To cut testing time, official wants more “adaptive” tests by Claude Solnik

To cut testing time, official wants more “adaptive” tests
New York State Education Department top official Ken Wagner at the Board of Regents meeting

To cut testing time, official wants more “adaptive” tests

Saying it’s seeking to comply with a state mandate to propose ways to reduce testing, the New York State Education Department wants to increase a type of testing that reacts more swiftly to performance.

While reducing the number of tests or the amount of time spent testing is possible, New York State Education Department Senior Deputy Commissioner for Education Policy Ken Wagner on Monday told the New York State Board of Regents that technology could transform tests.

“We could reduce testing time next year, absolutely. But there would be trade-offs,” Wagner told the Board at its Albany meeting. “If we wanted to maintain reading and writing and problem solving, we would have to cut something to make the test shorter.”

Wagner, a former school psychologist and principal at Long Island schools, has been the state’s top ranking education official since Commissioner John King resigned to join the Obama Administration.

The budget requires the chancellor of the Board of Regents to submit a test reduction report to the governor and legislature by June 1.

That includes ways to reduce the amount of state and local testing, improve test quality and minimize test preparation and student stress.

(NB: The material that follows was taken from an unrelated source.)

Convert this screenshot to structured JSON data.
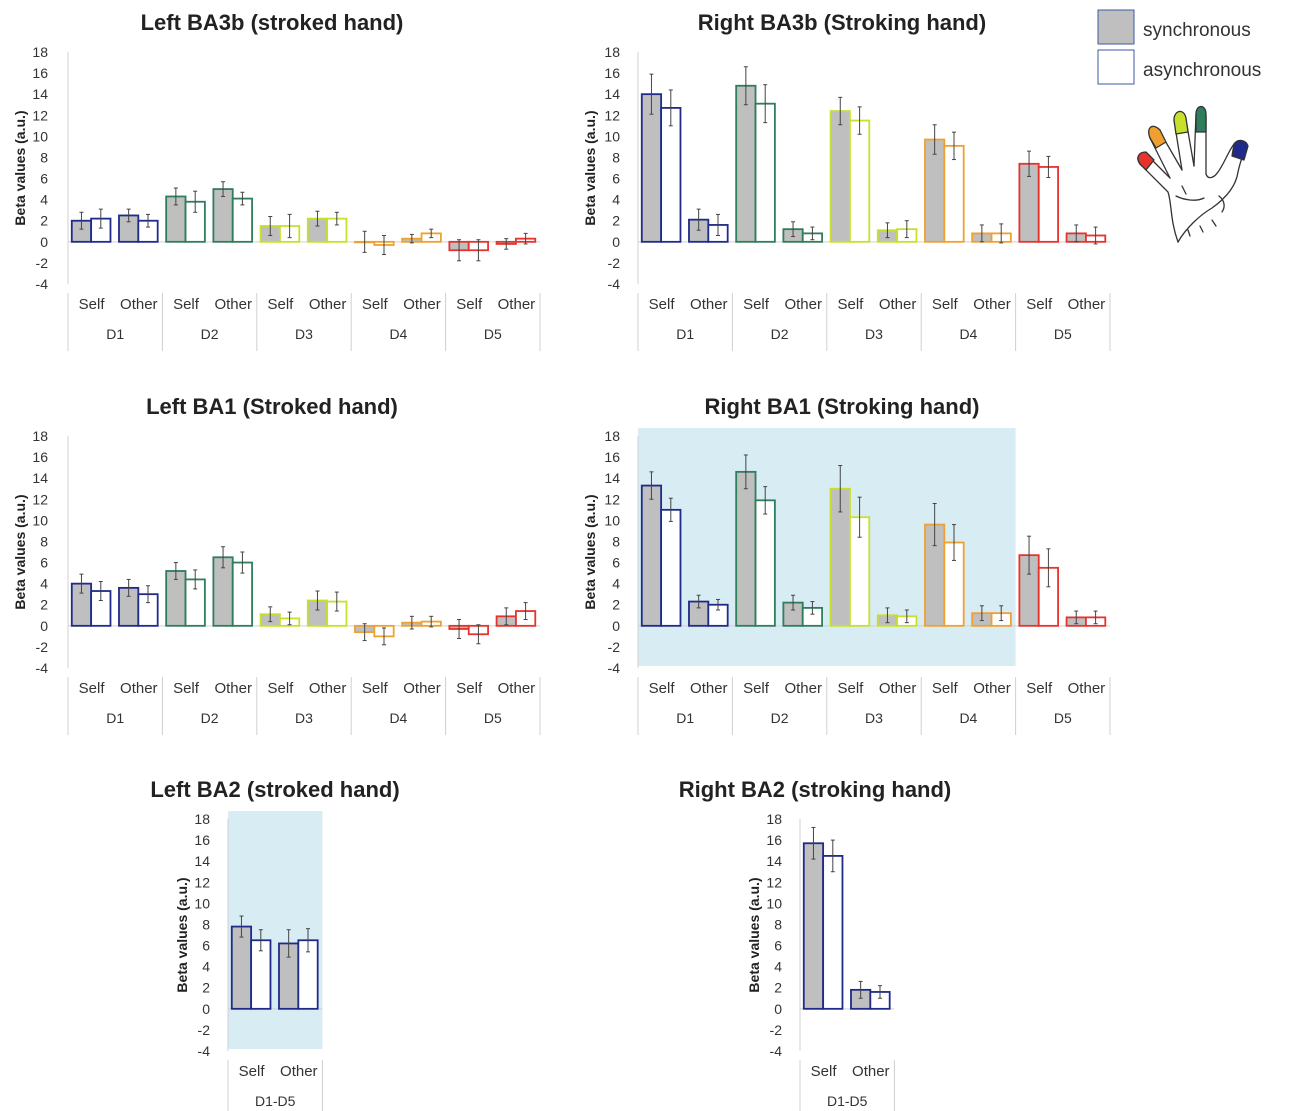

Wagner made his proposal for transforming testing as part of a slide show given to the Board of Regents titled “Testing Reduction Report” with the slogan, “Our students. Their moment.”

Wagner recommended convening an advisory group of experts and stakeholders regarding the next generation of state assessments.

He then said the state would like to have tests better measure students’ skills, but that many of these skills were difficult and time consuming to measure in standardized tests.

“The reason why this is a particular challenge is some of those goals are directly opposite each other,” Wagner said.

He in a 15-minute presentation said the state should include performance-based tasks that “look more like the kinds of learning that we value in our classrooms.”

“The problem is those tasks, reading and writing and problem solving, take more time,” he said, indicating that including these elements would add time.

Instead of outlining a strategy to reduce the number of overall tests, Wagner then proposed more “adaptive testing” in which computers would be used rather than paper.

“Adaptive testing has its challenges,” Wagner said. “But the gist of adaptive testing is the test responds to the pattern of student responses.”

If a student starts to get questions wrong, the adaptive test, which is tailored to the student, provides easier questions and tests that could end sooner. If the student gets questions right, it provides more difficult questions.

“One challenge is they’re administered online,” Wagner said. “That means you need a mature technology infrastructure.”

The $2 billion smart schools bond act will provide schools with funds to buy tablets and computers and improve broadband. He said that could facilitate these tests, but the state currently can’t do this for all schools.

“It’s probably true we’re not there,” Wagner continued regarding any plan to “bring adaptive testing to scale.”

Other problems with high-tech, high-stakes tests include the fact that the state would need to assemble more questions, to “have a wide pool of items, to pull items for each person.”

“You need a bigger item pool than you would need for traditional tests that administer all the same items to all the students,” he said.

Wagner noted that the federal government currently refuses to accept these tests as meeting its mandates, although he sounded hopeful of seeing that change at some point.

The federal government, he said, requires “the same assessments administered to all students and that they be grade level.

“Adaptive testing, particularly as it adapts to the unique needs of the test taker, could very quickly veer to be off grade level,” he said.

Students could face questions for higher grades or lower grades, although he said they’re already being given questions that don’t match grade level to better measure their skills.

“Some of that happens already in our current test,” Wagner, who was trained as a school psychologist, said. “But adaptive testing would do that in a much more detailed way.”

Although he was never a teacher, Wagner has a long history as a school administrator on Long Island.

He is a former program administrator for Eastern Suffolk BOCES who also worked as director of administrative services and middle school principal at the Shoreham-Wading River Central School District.

Wagner also served as interim assistant principal in the Roslyn school district and a school psychologist in Freeport.

He has a PhD in clinical school psychology and a B.A. in psychology and philosophy from Hofstra University, where he graduated with a 4.0 average.